Lisa McBride started learning photography when she realized she needed a creative outlet. She works as a program manager in cartography.

She sees a connection between the two activities as both require framing.

“In cartography, you frame an area on the ground. I hadn’t realized how creative my work was.

She shot “Safe Respite” during a photography intensive in Santa Fe in 2016 at Los Luceros Hacienda near Alcalde, once owned by anthropologist Mary Cabot Wheelwright. As McBride wandered through the rooms of the old house, she was drawn to the calm and the light. The pompoms hanging from the bedspread play with shadows.

“The headboard and the footboard have (the Virgin of) Guadalupe on it,” she said. “And the light is almost angelic.”

“It just seemed like a very reflective place, a safe place to take shelter,” she added. “It’s all about the light and how the light hits. The longer you look at it, the more the photo speaks to you. Your eye keeps moving, which is what every photographer wants.

McBride works in both color and black and white.

R. Dianne Stewart has spent a career in state and federal social policy, leaving aside her love of art.

Stewart lived near Washington, D.C. before the pandemic triggered a return to Santa Fe. She had attended St. John’s College as an undergraduate.

“I was one of those kids who walked around with a sketchbook everywhere,” she said. “I had always said that one day I was going to pursue art.”

Now retired, she stumbled upon an art class in Washington that continued virtually when she moved to Santa Fe.

“It was just magical,” she said, “because I came across this amazing instructor; someone who took my natural abilities and gave me all the tools.

She created her self-portrait “Self Smirk” using Conté crayon and gray paper.

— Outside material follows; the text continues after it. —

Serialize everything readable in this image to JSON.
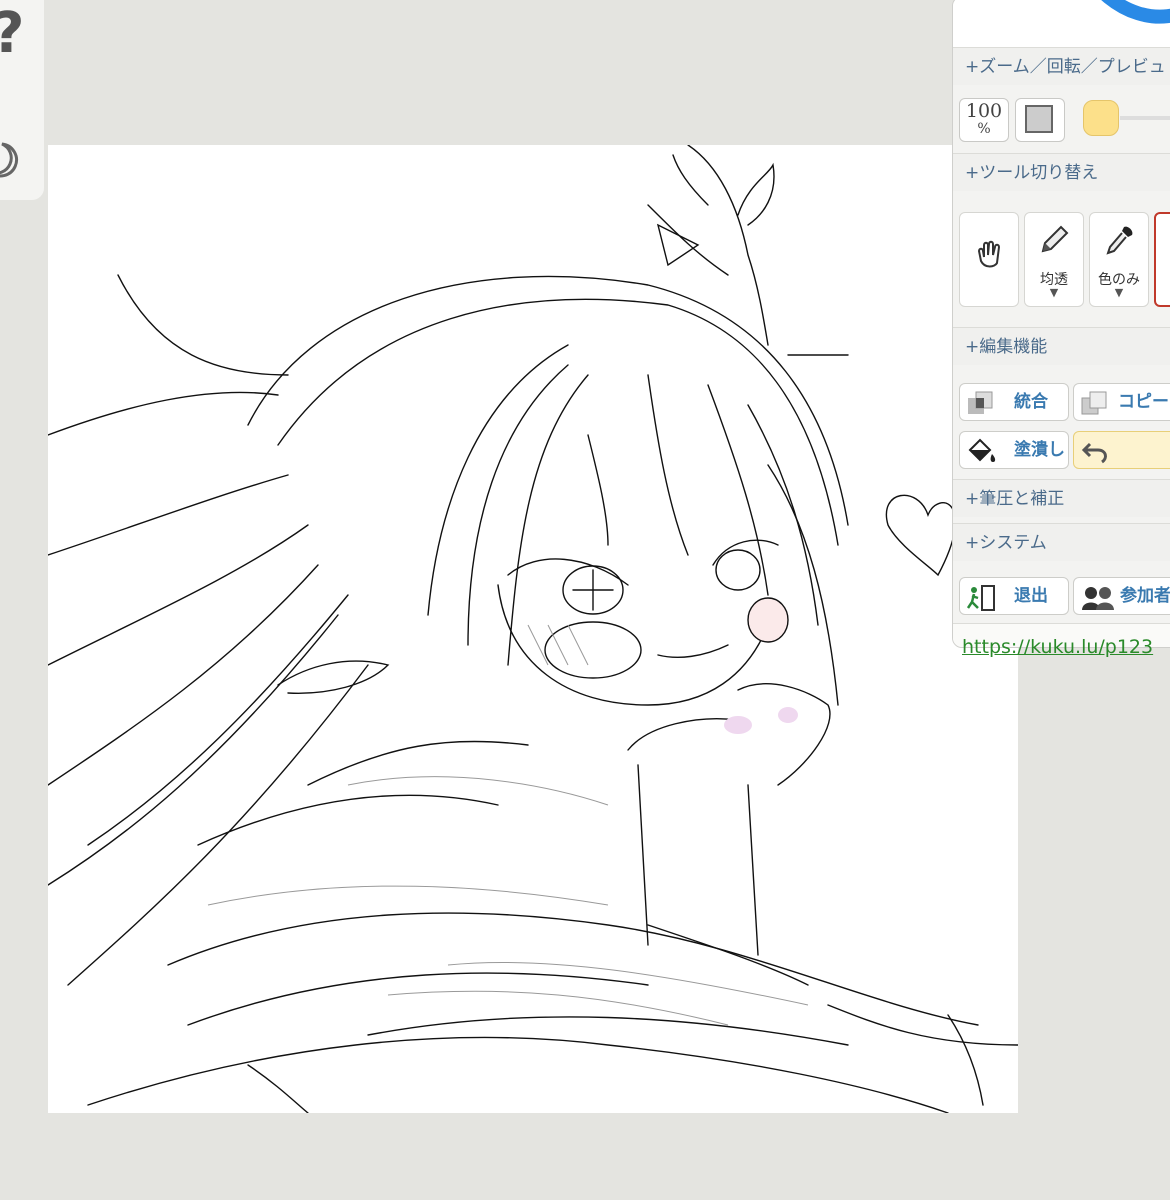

She uses paper, whether black, white or gray, as part of her drawings.

“In a way it was an expression of OK, after all these years I can really do it. It’s kind of self-gratifying, so it’s kind of a happy drawing for me.

“I have friends who said, ‘You don’t really look that old,'” she added with a laugh. “I wanted to explore who I am, not critically, it’s just who I am.”

First and foremost an oil painter, Stewart also appreciates the rarity of black and white.

“I love black and white,” she said. “It’s pure, it’s harder than oil. With the paint you have the crutch of the color. It’s about what you can do with light and dark; it has its own beauty.

Stewart is gearing up for a Southwestern Series for a show in Washington, D.C.

“Right now I’m focusing on Utah,” she says, “because I love the rocks. I end up giving each rock its own character.